Space Complexity

complexity-theory

Definition

Space Complexity

The space complexity of an algorithm is a function that bounds the amount of memory it uses in terms of the length of the encoded input.

Formally, fix an encoding of problem instances. For an instance $I$, let

$$m(I)=|I|$$

be the number of symbols in the encoded input. The worst-case space complexity of an algorithm $A$ is the function

$$S_A(n)=\max \{{\mathrm{space}}_A(I)\mid |I|=n\}.$$

Thus, space complexity measures how memory usage grows as the encoded input length grows.

Encoding

Space complexity is measured relative to an encoding, just like time complexity. A numeric value may be much larger than its encoded length.

For example, a capacity $W$ written in binary has length $\Theta (\log W)$, while storing a table with one cell for every value $0,1,\dots ,W$ uses $\Theta (W)$ space.

This is why pseudo-polynomial dynamic programming can also have pseudo-polynomial space usage: the table can be polynomial in the numeric values, but exponential in the binary input length.

Polynomial Bound

An algorithm uses polynomial space if there exist fixed constants $C,c$ such that, for every instance $I$,

$${\mathrm{space}}_A(I)\le C\cdot |I{|}^c.$$

The exponent $c$ is fixed for the algorithm.

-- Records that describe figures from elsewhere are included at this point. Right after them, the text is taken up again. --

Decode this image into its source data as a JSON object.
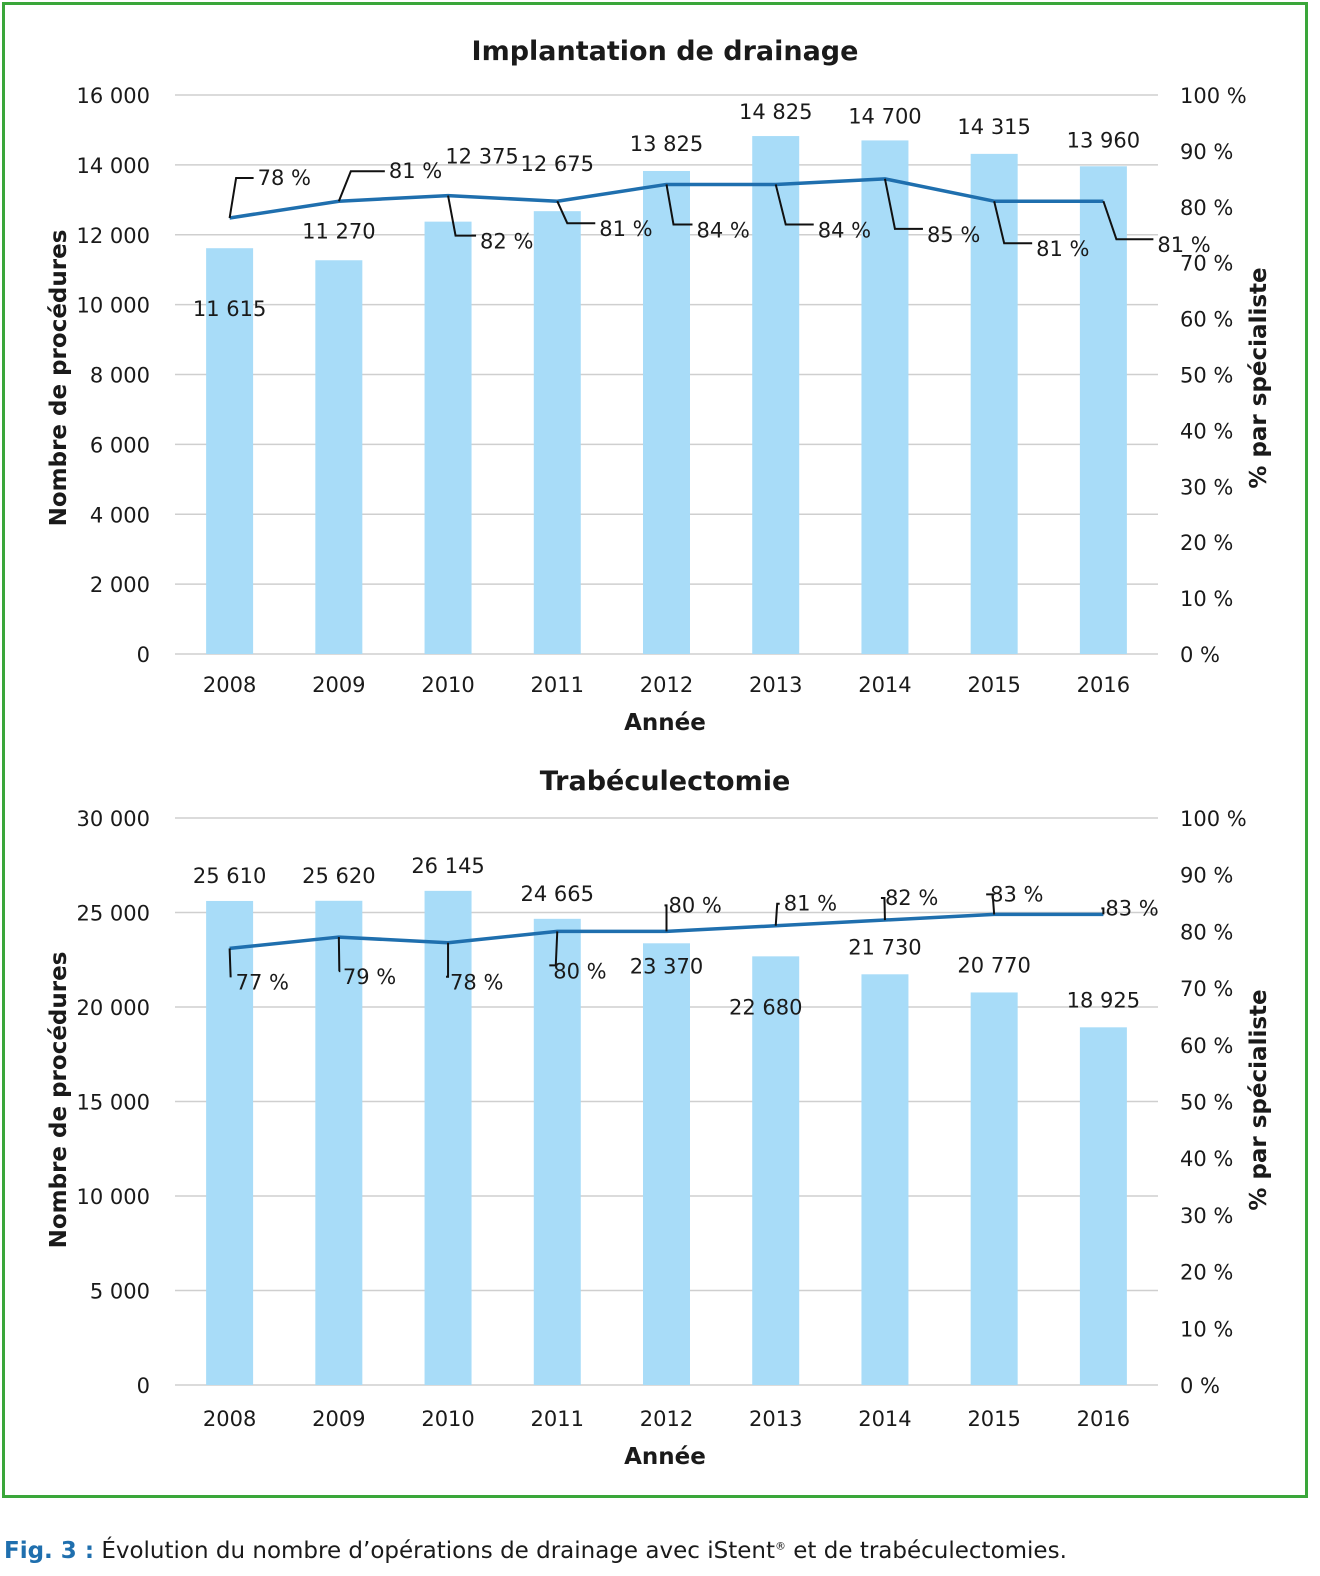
{
  "chart_data": [
    {
      "type": "bar",
      "title": "Implantation de drainage",
      "xlabel": "Année",
      "ylabel": "Nombre de procédures",
      "y2label": "% par spécialiste",
      "categories": [
        "2008",
        "2009",
        "2010",
        "2011",
        "2012",
        "2013",
        "2014",
        "2015",
        "2016"
      ],
      "ylim": [
        0,
        16000
      ],
      "yticks": [
        0,
        2000,
        4000,
        6000,
        8000,
        10000,
        12000,
        14000,
        16000
      ],
      "ytick_labels": [
        "0",
        "2 000",
        "4 000",
        "6 000",
        "8 000",
        "10 000",
        "12 000",
        "14 000",
        "16 000"
      ],
      "y2lim": [
        0,
        100
      ],
      "y2ticks": [
        0,
        10,
        20,
        30,
        40,
        50,
        60,
        70,
        80,
        90,
        100
      ],
      "y2tick_labels": [
        "0 %",
        "10 %",
        "20 %",
        "30 %",
        "40 %",
        "50 %",
        "60 %",
        "70 %",
        "80 %",
        "90 %",
        "100 %"
      ],
      "grid": true,
      "bar_color": "#a8dcf8",
      "line_color": "#1f6fae",
      "values": [
        11615,
        11270,
        12375,
        12675,
        13825,
        14825,
        14700,
        14315,
        13960
      ],
      "value_labels": [
        "11 615",
        "11 270",
        "12 375",
        "12 675",
        "13 825",
        "14 825",
        "14 700",
        "14 315",
        "13 960"
      ],
      "percent": [
        78,
        81,
        82,
        81,
        84,
        84,
        85,
        81,
        81
      ],
      "percent_labels": [
        "78 %",
        "81 %",
        "82 %",
        "81 %",
        "84 %",
        "84 %",
        "85 %",
        "81 %",
        "81 %"
      ]
    },
    {
      "type": "bar",
      "title": "Trabéculectomie",
      "xlabel": "Année",
      "ylabel": "Nombre de procédures",
      "y2label": "% par spécialiste",
      "categories": [
        "2008",
        "2009",
        "2010",
        "2011",
        "2012",
        "2013",
        "2014",
        "2015",
        "2016"
      ],
      "ylim": [
        0,
        30000
      ],
      "yticks": [
        0,
        5000,
        10000,
        15000,
        20000,
        25000,
        30000
      ],
      "ytick_labels": [
        "0",
        "5 000",
        "10 000",
        "15 000",
        "20 000",
        "25 000",
        "30 000"
      ],
      "y2lim": [
        0,
        100
      ],
      "y2ticks": [
        0,
        10,
        20,
        30,
        40,
        50,
        60,
        70,
        80,
        90,
        100
      ],
      "y2tick_labels": [
        "0 %",
        "10 %",
        "20 %",
        "30 %",
        "40 %",
        "50 %",
        "60 %",
        "70 %",
        "80 %",
        "90 %",
        "100 %"
      ],
      "grid": true,
      "bar_color": "#a8dcf8",
      "line_color": "#1f6fae",
      "values": [
        25610,
        25620,
        26145,
        24665,
        23370,
        22680,
        21730,
        20770,
        18925
      ],
      "value_labels": [
        "25 610",
        "25 620",
        "26 145",
        "24 665",
        "23 370",
        "22 680",
        "21 730",
        "20 770",
        "18 925"
      ],
      "percent": [
        77,
        79,
        78,
        80,
        80,
        81,
        82,
        83,
        83
      ],
      "percent_labels": [
        "77 %",
        "79 %",
        "78 %",
        "80 %",
        "80 %",
        "81 %",
        "82 %",
        "83 %",
        "83 %"
      ]
    }
  ],
  "caption": {
    "prefix": "Fig. 3 :",
    "text_before": " Évolution du nombre d’opérations de drainage avec iStent",
    "sup": "®",
    "text_after": " et de trabéculectomies."
  }
}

It cannot depend on the instance.

Examples

Dynamic programming table

A knapsack-style dynamic programme with table entries $T[i,w]$ for $0\le i\le n$ and $0\le w\le W$ uses

$$O(nW)$$

table cells.

If $W$ is encoded in binary, then $W\approx 2^{{\ell }_W(I)}$, where ${\ell }_W(I)=\lceil {\log }_2(W+1)\rceil$. Hence the space usage may be exponential in the encoded length of $W$.

If $W$ is encoded in unary, the input length is already $\Theta (W)$, so the same table size is polynomial in the input length.